Publication 02 Data- Free Adversarial Knowledge Distillation for Graph Neural Networks

Authors
Yuanxin Zhuang, Lingjuan Lyu, Chuan Shi, Carl Yang, Lichao Sun
Abstract
Graph neural networks (GNNs) have been widely used in modeling graph structured data, owing to its impressive performance in a wide range of practical applications. Recently, knowledge distillation (KD) for GNNs has enabled remarkable progress in graph model compression and knowledge transfer. However, most of the existing KD methods require a large volume of real data, which are not readily available in practice, and may preclude their applicability in scenarios where the teacher model is trained on rare or hard to acquire datasets. To address this problem, we propose the first end-to-end framework for data-free adversarial knowledge distillation on graph structured data (DFAD-GNN). To be specific, our DFAD-GNN employs a generative adversarial network, which mainly consists of three components: a pre-trained teacher model and a student model are regarded as two discriminators, and a generator is utilized for deriving training graphs to distill knowledge from the teacher model into the student model. Extensive experiments on various benchmark models and six representative datasets demonstrate that our DFAD-GNN significantly surpasses state-of-the-art data-free baselines in the graph classification task.
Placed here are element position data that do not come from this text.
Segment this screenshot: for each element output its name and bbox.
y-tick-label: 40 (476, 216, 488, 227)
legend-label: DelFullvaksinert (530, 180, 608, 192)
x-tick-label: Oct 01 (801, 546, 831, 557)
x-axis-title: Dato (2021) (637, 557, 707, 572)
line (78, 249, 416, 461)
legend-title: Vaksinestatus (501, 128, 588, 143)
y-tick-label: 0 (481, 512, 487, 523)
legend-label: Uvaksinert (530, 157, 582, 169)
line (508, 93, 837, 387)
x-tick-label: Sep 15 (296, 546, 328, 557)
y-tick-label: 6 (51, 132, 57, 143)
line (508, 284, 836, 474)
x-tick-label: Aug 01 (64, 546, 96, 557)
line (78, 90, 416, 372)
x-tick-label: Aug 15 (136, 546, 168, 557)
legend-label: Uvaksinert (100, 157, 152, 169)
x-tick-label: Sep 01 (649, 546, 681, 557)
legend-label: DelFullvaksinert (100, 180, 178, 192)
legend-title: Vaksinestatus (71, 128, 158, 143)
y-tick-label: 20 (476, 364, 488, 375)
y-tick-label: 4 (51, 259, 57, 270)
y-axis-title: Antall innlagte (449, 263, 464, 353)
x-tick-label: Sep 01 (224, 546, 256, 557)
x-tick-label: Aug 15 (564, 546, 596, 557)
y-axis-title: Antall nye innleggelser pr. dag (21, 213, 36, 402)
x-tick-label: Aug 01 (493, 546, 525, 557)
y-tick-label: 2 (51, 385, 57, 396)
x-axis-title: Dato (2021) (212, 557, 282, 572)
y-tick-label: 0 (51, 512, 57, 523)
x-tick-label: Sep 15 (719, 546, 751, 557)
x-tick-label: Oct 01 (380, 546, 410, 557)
Publication 03 Vertically Federated Graph Neural Network for Privacy-Preserving Node Classification

Authors
Chaochao Chen, Longfei Zheng, Huiwen Wu, Lingjuan Lyu, Jun Zhou, Jia Wu, Bingzhe Wu, Ziqi Liu, Li Wang, Xiaolin Zheng
Abstract
Graph Neural Network (GNN) has achieved remarkable progresses in various real-world tasks on graph data. High-performance GNN models always depend on both rich features and complete edge information in graph. However, such information could possibly be isolated by different data holders in practice, which is the so-called data isolation problem. To solve this problem, in this paper, we propose Vertically Federated Graph Neural Network (VFGNN), a federated GNN learning paradigm for privacy-preserving node classification task under data vertically partitioned setting, which can be generalized to existing GNN models. Specifically, we split the computation graph into two parts. We leave the private data (i.e., features, edges, and labels) related computations on data holders, and delegate the rest of computations to a semi-honest server. We also propose to apply differential privacy to prevent potential information leakage from the server. We conduct experiments on three benchmarks and the results demonstrate the effectiveness of VFGNN.